I had wanted to see Mina again, to take her up on her offer of tea and couscous, but she didn’t have a telephone and couldn’t tell me her address. But I have thought about her often. Was my gut wrong? All I know is that travel has made me believe that most people around the world are fundamentally good. And it’s exhausting to always have your guard up, expecting the worst.

Sisterhood Across Borders

Two friends, Linda and Melanie, had come to join me in Tangier. They represented strength in numbers. We were all eager to explore the city, and none of us wanted to do it as a woman traveling alone.

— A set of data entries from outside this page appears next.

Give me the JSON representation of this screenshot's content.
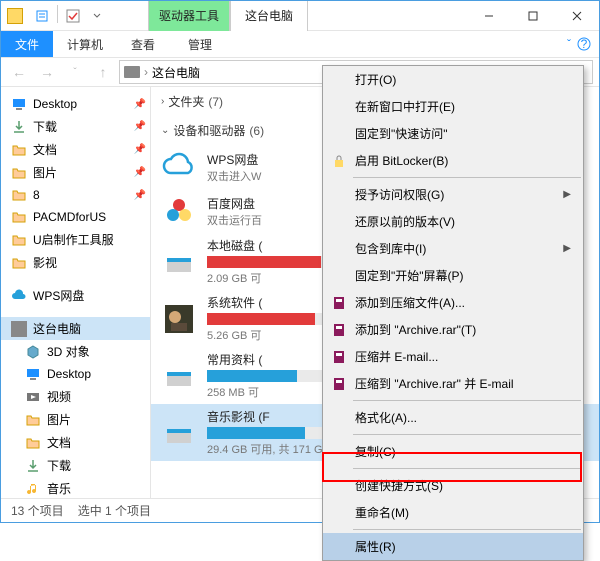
{
  "window": {
    "title": "这台电脑",
    "tool_tab": "驱动器工具"
  },
  "ribbon": {
    "file": "文件",
    "computer": "计算机",
    "view": "查看",
    "manage": "管理"
  },
  "breadcrumb": {
    "location": "这台电脑"
  },
  "sidebar": {
    "quick": [
      {
        "label": "Desktop",
        "icon": "desktop",
        "pin": true
      },
      {
        "label": "下载",
        "icon": "download",
        "pin": true
      },
      {
        "label": "文档",
        "icon": "folder",
        "pin": true
      },
      {
        "label": "图片",
        "icon": "folder",
        "pin": true
      },
      {
        "label": "8",
        "icon": "folder",
        "pin": true
      },
      {
        "label": "PACMDforUS",
        "icon": "folder",
        "pin": false
      },
      {
        "label": "U启制作工具服",
        "icon": "folder",
        "pin": false
      },
      {
        "label": "影视",
        "icon": "folder",
        "pin": false
      }
    ],
    "wps": "WPS网盘",
    "thispc": "这台电脑",
    "pc_children": [
      {
        "label": "3D 对象",
        "icon": "cube"
      },
      {
        "label": "Desktop",
        "icon": "desktop"
      },
      {
        "label": "视频",
        "icon": "video"
      },
      {
        "label": "图片",
        "icon": "folder"
      },
      {
        "label": "文档",
        "icon": "folder"
      },
      {
        "label": "下载",
        "icon": "download"
      },
      {
        "label": "音乐",
        "icon": "music"
      }
    ]
  },
  "main": {
    "folders_hdr": "文件夹",
    "folders_count": "(7)",
    "drives_hdr": "设备和驱动器",
    "drives_count": "(6)",
    "drives": [
      {
        "name": "WPS网盘",
        "sub": "双击进入W"
      },
      {
        "name": "百度网盘",
        "sub": "双击运行百"
      },
      {
        "name": "本地磁盘 (",
        "fill": 95,
        "sub": "2.09 GB 可"
      },
      {
        "name": "系统软件 (",
        "fill": 90,
        "sub": "5.26 GB 可"
      },
      {
        "name": "常用资料 (",
        "fill": 75,
        "sub": "258 MB 可"
      },
      {
        "name": "音乐影视 (F",
        "fill": 82,
        "sub": "29.4 GB 可用, 共 171 GB",
        "selected": true
      }
    ]
  },
  "context_menu": {
    "items": [
      {
        "label": "打开(O)"
      },
      {
        "label": "在新窗口中打开(E)"
      },
      {
        "label": "固定到\"快速访问\""
      },
      {
        "label": "启用 BitLocker(B)",
        "icon": "bitlocker"
      },
      {
        "sep": true
      },
      {
        "label": "授予访问权限(G)",
        "arrow": true
      },
      {
        "label": "还原以前的版本(V)"
      },
      {
        "label": "包含到库中(I)",
        "arrow": true
      },
      {
        "label": "固定到\"开始\"屏幕(P)"
      },
      {
        "label": "添加到压缩文件(A)...",
        "icon": "rar"
      },
      {
        "label": "添加到 \"Archive.rar\"(T)",
        "icon": "rar"
      },
      {
        "label": "压缩并 E-mail...",
        "icon": "rar"
      },
      {
        "label": "压缩到 \"Archive.rar\" 并 E-mail",
        "icon": "rar"
      },
      {
        "sep": true
      },
      {
        "label": "格式化(A)..."
      },
      {
        "sep": true
      },
      {
        "label": "复制(C)"
      },
      {
        "sep": true
      },
      {
        "label": "创建快捷方式(S)"
      },
      {
        "label": "重命名(M)"
      },
      {
        "sep": true
      },
      {
        "label": "属性(R)",
        "highlighted": true
      }
    ]
  },
  "statusbar": {
    "left": "13 个项目",
    "right": "选中 1 个项目"
  }
}
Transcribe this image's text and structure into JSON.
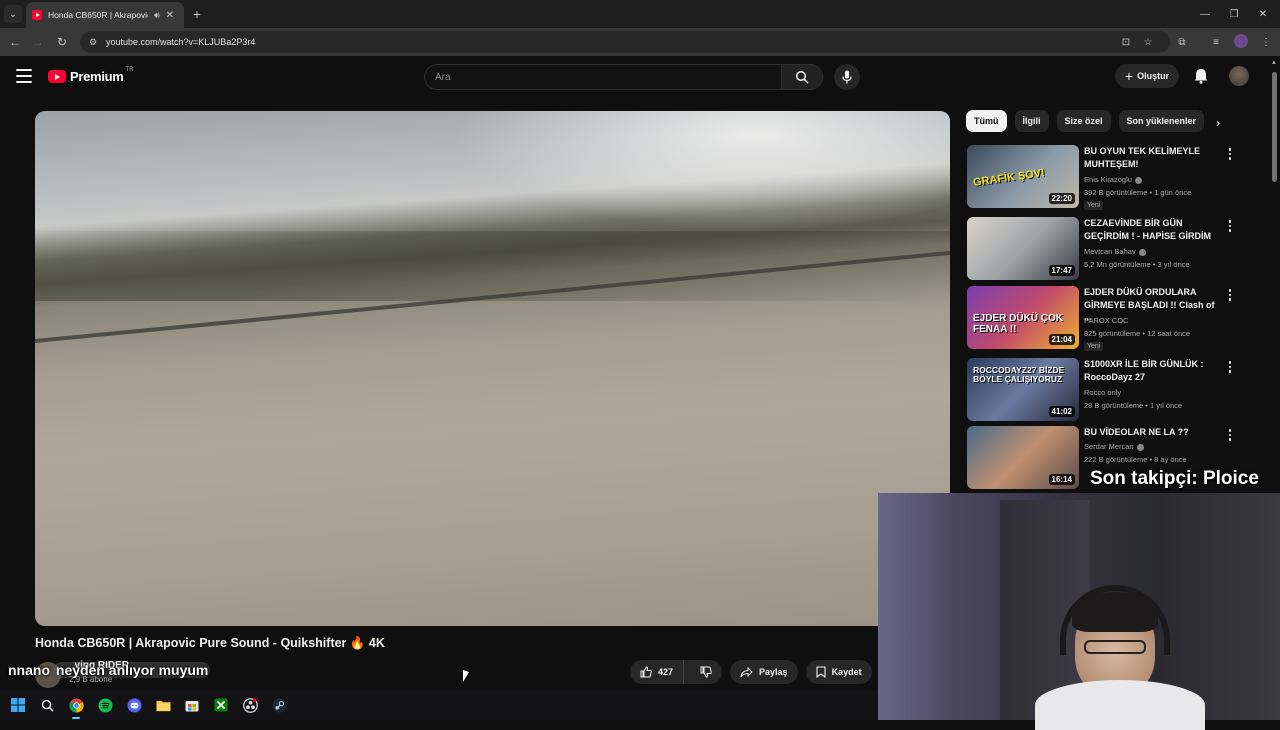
{
  "browser": {
    "tab_title": "Honda CB650R | Akrapovic",
    "url": "youtube.com/watch?v=KLJUBa2P3r4"
  },
  "header": {
    "logo_text": "Premium",
    "logo_country": "TR",
    "search_placeholder": "Ara",
    "create_label": "Oluştur"
  },
  "video": {
    "title": "Honda CB650R | Akrapovic Pure Sound - Quikshifter 🔥 4K",
    "channel_name": "_ving RIDER",
    "channel_subs": "2,9 B abone",
    "like_count": "427",
    "share_label": "Paylaş",
    "save_label": "Kaydet"
  },
  "chat_overlay": {
    "prefix": "nnano ",
    "text": "neyden anlıyor muyum"
  },
  "chips": [
    {
      "label": "Tümü",
      "active": true
    },
    {
      "label": "İlgili",
      "active": false
    },
    {
      "label": "Size özel",
      "active": false
    },
    {
      "label": "Son yüklenenler",
      "active": false
    }
  ],
  "recommendations": [
    {
      "title": "BU OYUN TEK KELİMEYLE MUHTEŞEM!",
      "channel": "Enis Kirazoglu",
      "verified": true,
      "meta": "392 B görüntüleme • 1 gün önce",
      "badge": "Yeni",
      "duration": "22:20",
      "thumb_text": "GRAFİK ŞOV!"
    },
    {
      "title": "CEZAEVİNDE BİR GÜN GEÇİRDİM ! - HAPİSE GİRDİM",
      "channel": "Mevtcan Bahav",
      "verified": true,
      "meta": "5,2 Mn görüntüleme • 3 yıl önce",
      "badge": "",
      "duration": "17:47",
      "thumb_text": ""
    },
    {
      "title": "EJDER DÜKÜ ORDULARA GİRMEYE BAŞLADI !! Clash of ...",
      "channel": "PAROX COC",
      "verified": false,
      "meta": "825 görüntüleme • 12 saat önce",
      "badge": "Yeni",
      "duration": "21:04",
      "thumb_text": "EJDER DÜKÜ ÇOK FENAA !!"
    },
    {
      "title": "S1000XR İLE BİR GÜNLÜK : RoccoDayz 27",
      "channel": "Rocco only",
      "verified": false,
      "meta": "28 B görüntüleme • 1 yıl önce",
      "badge": "",
      "duration": "41:02",
      "thumb_text": "ROCCODAYZ27 BİZDE BÖYLE ÇALIŞIYORUZ"
    },
    {
      "title": "BU VİDEOLAR NE LA ??",
      "channel": "Serdar Mercan",
      "verified": true,
      "meta": "222 B görüntüleme • 8 ay önce",
      "badge": "",
      "duration": "16:14",
      "thumb_text": ""
    }
  ],
  "stream_overlay": {
    "follower_banner": "Son takipçi: Ploice"
  },
  "icons": {
    "tab_list": "chevron-down-icon",
    "back": "back-arrow-icon",
    "forward": "forward-arrow-icon",
    "reload": "reload-icon",
    "search": "search-icon",
    "mic": "mic-icon",
    "bell": "bell-icon"
  },
  "colors": {
    "youtube_red": "#ff0033",
    "background": "#0f0f0f",
    "chip_active": "#f1f1f1"
  }
}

Female tourists, locals assured us, are fine without headscarves and with their knees showing (I was the only one in our group who did the latter), but you will get stares. We decided against tea at the famed Café Tingis in the medina because there was not a woman among the 50 or so crowded inside and out. Every time we took a walk, we’d get catcalled. Mostly that meant a lot of “holas,” but we were also followed for blocks, and Melanie said that multiple men hissed in her face.

A trip to the popular Caves of Hercules and Plage Achakar beach about 30 minutes away brought further cultural nuances. Nearly every woman waded into the ocean in whatever long dress she’d worn there, while shirtless men in swim trunks played soccer and body surfed. The women seemed happy, wet fabric and all. And the few who wore swimsuits moved about freely, without extra attention.

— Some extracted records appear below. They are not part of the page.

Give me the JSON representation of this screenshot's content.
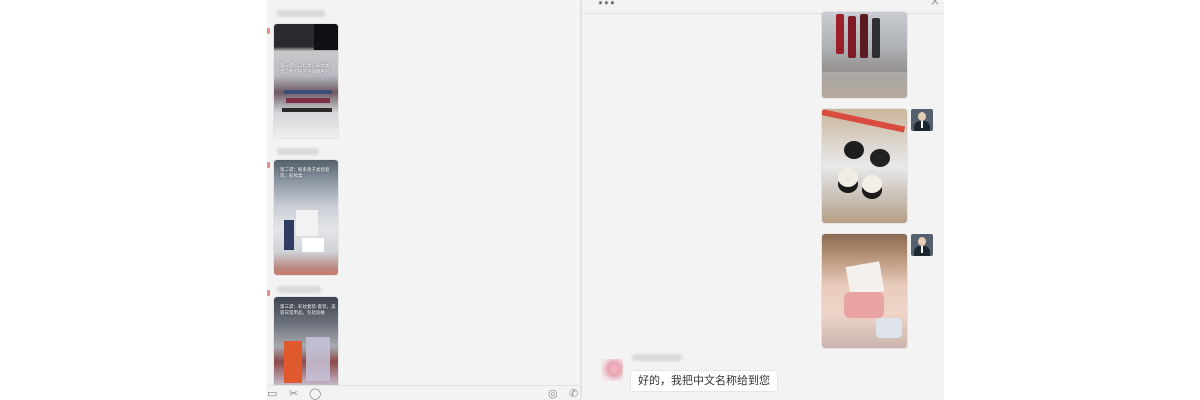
{
  "right_chat": {
    "title": "...",
    "close_glyph": "×",
    "reply_message": "好的，我把中文名称给到您"
  },
  "left_chat": {
    "captions": [
      "第一袋：口红类，彩妆类等，会包括对不同颜色的",
      "第二袋：粉系盘子类别套装、彩妆类",
      "第三袋：彩妆套装-套装，美容日常用品，包括润肤"
    ]
  },
  "icons": {
    "folder": "folder-icon",
    "scissors": "scissors-icon",
    "chat_bubble": "chat-bubble-icon",
    "screen_share": "screen-share-icon",
    "phone": "phone-icon"
  },
  "colors": {
    "pane_background": "#f3f3f3",
    "bubble_background": "#ffffff",
    "text": "#333333"
  }
}
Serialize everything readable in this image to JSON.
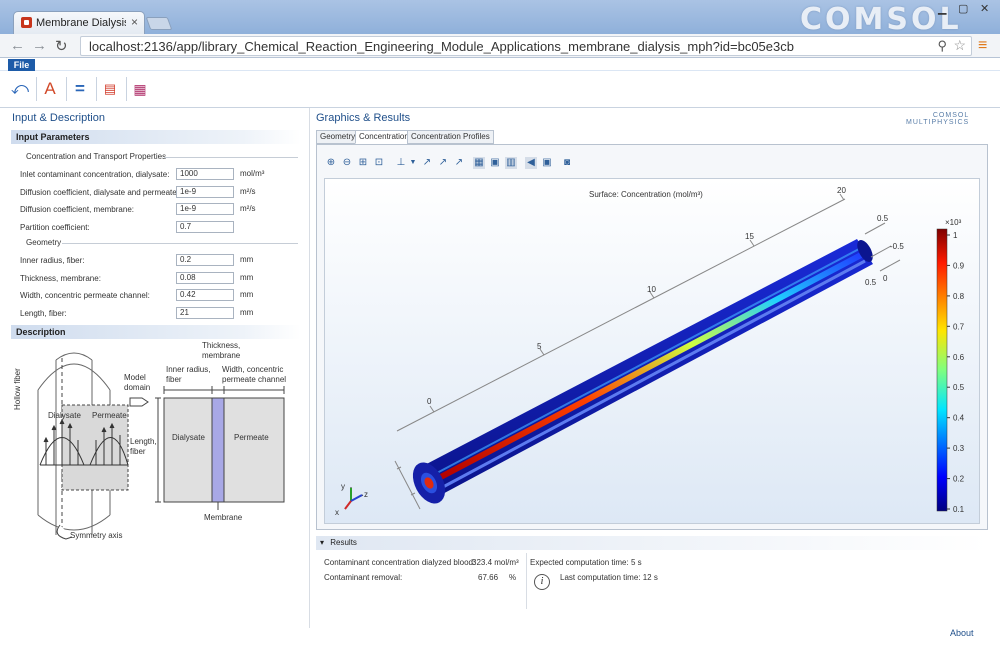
{
  "browser": {
    "tab_title": "Membrane Dialysis | COMS",
    "brand": "COMSOL",
    "url": "localhost:2136/app/library_Chemical_Reaction_Engineering_Module_Applications_membrane_dialysis_mph?id=bc05e3cb"
  },
  "menu": {
    "file": "File"
  },
  "left": {
    "title": "Input & Description",
    "input_header": "Input Parameters",
    "conc_title": "Concentration and Transport Properties",
    "params": [
      {
        "label": "Inlet contaminant concentration, dialysate:",
        "value": "1000",
        "unit": "mol/m³"
      },
      {
        "label": "Diffusion coefficient, dialysate and permeate:",
        "value": "1e-9",
        "unit": "m²/s"
      },
      {
        "label": "Diffusion coefficient, membrane:",
        "value": "1e-9",
        "unit": "m²/s"
      },
      {
        "label": "Partition coefficient:",
        "value": "0.7",
        "unit": ""
      }
    ],
    "geom_title": "Geometry",
    "geom": [
      {
        "label": "Inner radius, fiber:",
        "value": "0.2",
        "unit": "mm"
      },
      {
        "label": "Thickness, membrane:",
        "value": "0.08",
        "unit": "mm"
      },
      {
        "label": "Width, concentric permeate channel:",
        "value": "0.42",
        "unit": "mm"
      },
      {
        "label": "Length, fiber:",
        "value": "21",
        "unit": "mm"
      }
    ],
    "desc_header": "Description",
    "diagram": {
      "hollow_fiber": "Hollow fiber",
      "dialysate": "Dialysate",
      "permeate": "Permeate",
      "model_domain_1": "Model",
      "model_domain_2": "domain",
      "length_1": "Length,",
      "length_2": "fiber",
      "symmetry": "Symmetry axis",
      "thickness_1": "Thickness,",
      "thickness_2": "membrane",
      "inner_1": "Inner radius,",
      "inner_2": "fiber",
      "width_1": "Width, concentric",
      "width_2": "permeate channel",
      "box_dialysate": "Dialysate",
      "box_permeate": "Permeate",
      "membrane": "Membrane"
    }
  },
  "right": {
    "title": "Graphics & Results",
    "logo_1": "COMSOL",
    "logo_2": "MULTIPHYSICS",
    "tabs": [
      "Geometry",
      "Concentration",
      "Concentration Profiles"
    ],
    "plot": {
      "title": "Surface: Concentration (mol/m³)",
      "axis_ticks": [
        "0",
        "5",
        "10",
        "15",
        "20"
      ],
      "end_ticks": [
        "0.5",
        "-0.5",
        "0",
        "0.5"
      ],
      "triad": {
        "x": "x",
        "y": "y",
        "z": "z"
      },
      "colorbar": {
        "multiplier": "×10³",
        "ticks": [
          "1",
          "0.9",
          "0.8",
          "0.7",
          "0.6",
          "0.5",
          "0.4",
          "0.3",
          "0.2",
          "0.1"
        ]
      }
    },
    "results_header": "Results",
    "results": {
      "conc_label": "Contaminant concentration dialyzed blood:",
      "conc_value": "323.4 mol/m³",
      "removal_label": "Contaminant removal:",
      "removal_value": "67.66",
      "removal_unit": "%",
      "expected": "Expected computation time:  5 s",
      "last": "Last computation time: 12 s"
    }
  },
  "footer": {
    "about": "About"
  },
  "colors": {
    "accent": "#1f4f8a",
    "file_button": "#1d5ba8"
  }
}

Every morning we had breakfast on Dar Yasmine’s rooftop terrace overlooking the harbor and at the exact height of the green and white marble tower of the city’s Grand Mosque right across the street, an example of the wealth of ornate, colorful architecture around the city. We felt lucky to be there during Throne Day, a national holiday celebrating the anniversary of the accession of the current King Mohammed VI, and to see fireworks light up the entire medina.